Kernel original link: Https://www.kaggle.com/pmarcelino/comprehensive-data-exploration-with-python
The race is a return to the housing forecast.
Prologue: Life is the most difficult to understand the ego.
Kernel about four areas
1. Understanding the problem: in relation to the problem, study their significance and importance to each variable
2. Univariate Study: This competition is for target variables (projected house prices)
3. Multivariate analysis: Try to analyze the relationship between independent variables and related variables
4. Cleaning data: Handling missing values, outliers, and category attributes
Note: One of the Seaborn libraries in the imported package is particularly useful, especially for visual analysis variables
One: Understanding Problems and Univariate studies
The problem is based on a series of properties to predict house prices, in this issue we first need to look at the distribution of housing prices, volatility range. Like this problem that we can analyze with subjective meaning, we can try to analyze which variables may have a strong correlation with the target (house price forecast) with their own subjective consciousness. Of course, subjective analysis can not be rational persuasive, and in many tasks, subjective meaning is inaccurate or no subjective meaning can be referred to.
The problem of subjective meaning analysis can bring us into question, but a better way is to analyze the correlation of variables from the data.
Let's analyze the goal first: house prices. First describe, look at the general distribution, you can also use (SNS is seaborn abbreviation) sns.distplot View the price distribution, but also can further calculate skewness, kurtosis information, these can be pandas by the DATAFRAME data structure is very good support.
After studying the house price, we will focus on the property research related to the house price. For example, in this example, we first look at the data by which attribute columns, according to the data of the attribute column, we feel that overallqual, Yearbuilt,totalbsmtsf,grlivarea and predicted housing prices have a strong correlation. For numeric properties, we can use a scatter plot to describe the properties of the property and the price, it is easy to find that the property characteristics of their guess and the price has no linear correlation. For category attributes, we can describe the relationship between the category attribute and the house price box-line graph. (Seaborn is really a drawing artifact)
Second: multivariable Research
Well, we've made an analysis of the goal (house price) univariate and have a subjective sense of what variables are likely to be related to house prices. It is easy to verify your conjecture by scatter plot and box line diagram.
But the data analysis needs to use the data to speak, but is not the artificial experience, certainly the experience plays the auxiliary analysis the function.
Below we through the data computation analysis, which attribute and the house price has the strong correlation, actually how is related.
To study the correlations between variables (including the relationship between property and house price), we can study them by covariance matrix.
by Dataframe Corr () It is easy to calculate the correlation coefficient and then use the thermal graph to easily visualize the correlation (Nice)
OK, now let's sift through the 10 properties that are most relevant to the house price and draw the heat map.
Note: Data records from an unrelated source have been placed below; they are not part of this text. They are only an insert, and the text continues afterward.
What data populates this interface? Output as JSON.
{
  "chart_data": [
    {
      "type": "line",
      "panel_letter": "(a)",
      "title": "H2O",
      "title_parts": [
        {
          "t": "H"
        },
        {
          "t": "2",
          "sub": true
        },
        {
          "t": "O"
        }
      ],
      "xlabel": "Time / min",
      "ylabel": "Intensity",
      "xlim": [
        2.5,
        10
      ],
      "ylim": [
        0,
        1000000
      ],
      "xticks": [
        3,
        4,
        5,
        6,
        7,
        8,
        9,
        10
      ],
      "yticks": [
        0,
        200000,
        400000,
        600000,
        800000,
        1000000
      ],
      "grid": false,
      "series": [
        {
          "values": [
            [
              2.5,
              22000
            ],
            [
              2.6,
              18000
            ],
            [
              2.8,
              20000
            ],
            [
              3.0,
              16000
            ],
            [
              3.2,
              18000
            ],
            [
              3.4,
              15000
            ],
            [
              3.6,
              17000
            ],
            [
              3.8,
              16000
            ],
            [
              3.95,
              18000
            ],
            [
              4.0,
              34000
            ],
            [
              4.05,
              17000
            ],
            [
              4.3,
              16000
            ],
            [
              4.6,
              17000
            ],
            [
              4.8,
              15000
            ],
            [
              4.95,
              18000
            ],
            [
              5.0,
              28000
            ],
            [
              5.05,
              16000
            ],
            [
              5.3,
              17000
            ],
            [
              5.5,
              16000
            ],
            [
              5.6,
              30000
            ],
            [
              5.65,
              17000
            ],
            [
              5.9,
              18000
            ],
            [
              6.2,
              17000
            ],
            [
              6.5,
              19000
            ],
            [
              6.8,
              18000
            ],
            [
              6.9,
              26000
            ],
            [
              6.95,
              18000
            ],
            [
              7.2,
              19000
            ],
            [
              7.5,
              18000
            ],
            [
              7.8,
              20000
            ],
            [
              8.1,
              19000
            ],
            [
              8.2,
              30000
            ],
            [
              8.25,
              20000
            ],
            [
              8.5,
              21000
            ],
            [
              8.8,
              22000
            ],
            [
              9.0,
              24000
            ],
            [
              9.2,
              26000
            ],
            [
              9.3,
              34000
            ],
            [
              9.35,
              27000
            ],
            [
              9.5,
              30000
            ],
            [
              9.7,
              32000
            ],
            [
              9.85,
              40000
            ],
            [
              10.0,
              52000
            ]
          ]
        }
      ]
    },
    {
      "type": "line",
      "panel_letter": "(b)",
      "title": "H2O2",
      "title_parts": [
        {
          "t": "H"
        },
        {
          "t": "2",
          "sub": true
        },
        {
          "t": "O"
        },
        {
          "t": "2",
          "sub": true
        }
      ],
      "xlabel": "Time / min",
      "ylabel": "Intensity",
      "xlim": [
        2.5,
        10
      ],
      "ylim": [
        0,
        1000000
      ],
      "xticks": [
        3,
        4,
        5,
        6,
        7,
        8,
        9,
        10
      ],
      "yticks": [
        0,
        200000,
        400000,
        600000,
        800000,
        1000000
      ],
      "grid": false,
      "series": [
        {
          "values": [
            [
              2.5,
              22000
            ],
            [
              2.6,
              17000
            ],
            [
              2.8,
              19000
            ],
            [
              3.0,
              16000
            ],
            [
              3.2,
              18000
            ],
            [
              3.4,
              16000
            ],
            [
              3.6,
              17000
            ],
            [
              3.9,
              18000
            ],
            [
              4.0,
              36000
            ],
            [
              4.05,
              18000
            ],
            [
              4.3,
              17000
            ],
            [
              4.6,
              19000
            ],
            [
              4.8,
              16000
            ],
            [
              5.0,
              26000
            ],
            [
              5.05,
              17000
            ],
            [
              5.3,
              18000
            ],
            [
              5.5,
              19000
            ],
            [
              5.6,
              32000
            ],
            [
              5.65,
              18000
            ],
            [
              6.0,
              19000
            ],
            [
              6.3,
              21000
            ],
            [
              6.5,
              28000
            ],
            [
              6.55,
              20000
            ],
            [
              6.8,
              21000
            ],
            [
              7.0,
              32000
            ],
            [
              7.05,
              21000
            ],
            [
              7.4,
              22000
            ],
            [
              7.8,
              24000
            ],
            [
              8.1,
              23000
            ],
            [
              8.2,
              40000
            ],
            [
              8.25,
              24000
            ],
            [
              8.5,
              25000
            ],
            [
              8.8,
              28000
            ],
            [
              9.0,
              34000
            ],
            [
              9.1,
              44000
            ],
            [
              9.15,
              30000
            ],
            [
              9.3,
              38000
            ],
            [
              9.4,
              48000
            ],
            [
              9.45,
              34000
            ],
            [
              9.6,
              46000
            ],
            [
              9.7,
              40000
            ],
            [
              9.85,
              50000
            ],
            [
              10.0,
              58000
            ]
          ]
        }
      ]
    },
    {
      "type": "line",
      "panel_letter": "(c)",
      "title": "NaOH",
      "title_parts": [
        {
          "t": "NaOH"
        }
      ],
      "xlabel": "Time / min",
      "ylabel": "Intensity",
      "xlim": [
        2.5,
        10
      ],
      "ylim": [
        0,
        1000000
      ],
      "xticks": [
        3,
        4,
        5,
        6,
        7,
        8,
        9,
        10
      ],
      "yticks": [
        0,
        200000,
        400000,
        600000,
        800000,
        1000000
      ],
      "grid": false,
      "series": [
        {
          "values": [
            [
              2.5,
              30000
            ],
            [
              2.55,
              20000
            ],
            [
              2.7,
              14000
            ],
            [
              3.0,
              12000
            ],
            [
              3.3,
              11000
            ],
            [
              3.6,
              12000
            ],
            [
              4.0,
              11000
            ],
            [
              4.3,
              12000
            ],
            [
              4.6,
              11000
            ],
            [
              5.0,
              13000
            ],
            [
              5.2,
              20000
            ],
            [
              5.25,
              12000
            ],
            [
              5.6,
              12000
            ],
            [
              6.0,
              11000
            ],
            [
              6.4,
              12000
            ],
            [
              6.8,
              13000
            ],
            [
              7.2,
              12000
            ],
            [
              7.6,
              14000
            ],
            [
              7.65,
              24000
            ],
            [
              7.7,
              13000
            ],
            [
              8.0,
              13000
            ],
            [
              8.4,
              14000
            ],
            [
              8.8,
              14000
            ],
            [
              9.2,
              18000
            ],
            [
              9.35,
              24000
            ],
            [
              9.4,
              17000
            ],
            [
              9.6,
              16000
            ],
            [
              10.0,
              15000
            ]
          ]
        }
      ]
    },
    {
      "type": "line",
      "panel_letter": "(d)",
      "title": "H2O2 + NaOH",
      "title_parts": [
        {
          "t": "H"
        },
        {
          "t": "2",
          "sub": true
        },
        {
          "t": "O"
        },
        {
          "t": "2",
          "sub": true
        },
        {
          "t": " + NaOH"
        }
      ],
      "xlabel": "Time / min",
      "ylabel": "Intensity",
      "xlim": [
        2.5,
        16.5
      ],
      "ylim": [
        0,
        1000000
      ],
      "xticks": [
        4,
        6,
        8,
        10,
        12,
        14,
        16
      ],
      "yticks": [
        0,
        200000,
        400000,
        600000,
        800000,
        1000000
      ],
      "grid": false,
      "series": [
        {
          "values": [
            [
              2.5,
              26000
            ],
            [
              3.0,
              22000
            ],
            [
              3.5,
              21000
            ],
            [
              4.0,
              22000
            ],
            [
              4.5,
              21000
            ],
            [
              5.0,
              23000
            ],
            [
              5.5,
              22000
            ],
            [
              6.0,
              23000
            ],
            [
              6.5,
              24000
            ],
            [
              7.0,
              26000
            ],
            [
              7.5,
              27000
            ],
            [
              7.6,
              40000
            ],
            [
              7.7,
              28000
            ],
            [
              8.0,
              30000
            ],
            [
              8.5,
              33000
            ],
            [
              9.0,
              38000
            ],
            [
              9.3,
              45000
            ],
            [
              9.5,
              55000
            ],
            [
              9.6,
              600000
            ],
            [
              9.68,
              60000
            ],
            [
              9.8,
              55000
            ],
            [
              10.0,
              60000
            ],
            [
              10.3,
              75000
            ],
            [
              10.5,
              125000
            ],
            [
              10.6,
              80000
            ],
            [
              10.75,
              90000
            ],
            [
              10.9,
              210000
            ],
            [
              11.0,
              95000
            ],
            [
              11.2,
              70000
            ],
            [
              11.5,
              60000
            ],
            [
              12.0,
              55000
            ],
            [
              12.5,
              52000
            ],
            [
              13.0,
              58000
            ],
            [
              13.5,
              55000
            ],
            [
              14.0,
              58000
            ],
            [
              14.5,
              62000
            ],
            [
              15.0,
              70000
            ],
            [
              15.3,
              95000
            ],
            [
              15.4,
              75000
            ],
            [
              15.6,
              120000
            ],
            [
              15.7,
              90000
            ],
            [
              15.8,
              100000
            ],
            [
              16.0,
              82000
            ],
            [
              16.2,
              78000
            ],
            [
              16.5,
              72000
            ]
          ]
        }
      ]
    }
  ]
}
Nice Depending on the thermal diagram above, it is easy to analyze which attributes are linearly correlated with house prices, and also to analyze which attributes are highly correlated, which can provide a way of thinking about feature filtering.
Finally, there is a big seaborn, that is, directly visualize the distribution between all the attributes, it is perfect
Third: Data cleaning
Missing data processing
For missing data, we need to consider two issues. First: The distribution of missing data, second: The missing data is random or modal, and it is the correlation between the attribute column and the target
With this in question, let's first look at the distribution of missing data.
See found that some of the column missing rate has reached more than 90%, for missing serious attribute column, you can take the deletion of this property column.
We consider missing data data attribute column and target correlation, according to the covariance coefficient matrix heat graph, we know Garagexx these attribute correlation is very high, here their missing rate is also close, so you can consider leaving the most relevant attributes, delete the remaining few.
Data processing from outlier point
The processing of outlier points is the discovery and analysis of outliers.
You can use scatter graphs and sort analysis when you find them.
A few suspected outliers can be found from the above figure: two in the lower right and two in the upper-right corner. Two obvious problems in the lower right corner, can do the removal processing, the upper right corner of the two although far away from the large forces, but they are generally consistent with the property and price of the linear distribution trend, it can be kept.
The last thing to say is normality, homoscedasticity, linearity, absence of correlated errors
These concepts I still do not understand in the original text, but the original text of the author proposed to use log to correct the data distribution, so that the normal distribution, seemingly such processing makes the data easier to analyze and process, the data more standardized. (don't quite understand this piece)
Here's an example that explains that log makes the distribution normal, the original Grlivarea and Saleprice distributions are the following figure, and found that there are obvious cone parts
After the regularization, the cone distribution is gone and the data distribution is more natural and linear.
The final thing to say is that the type of data to do one-hot coding.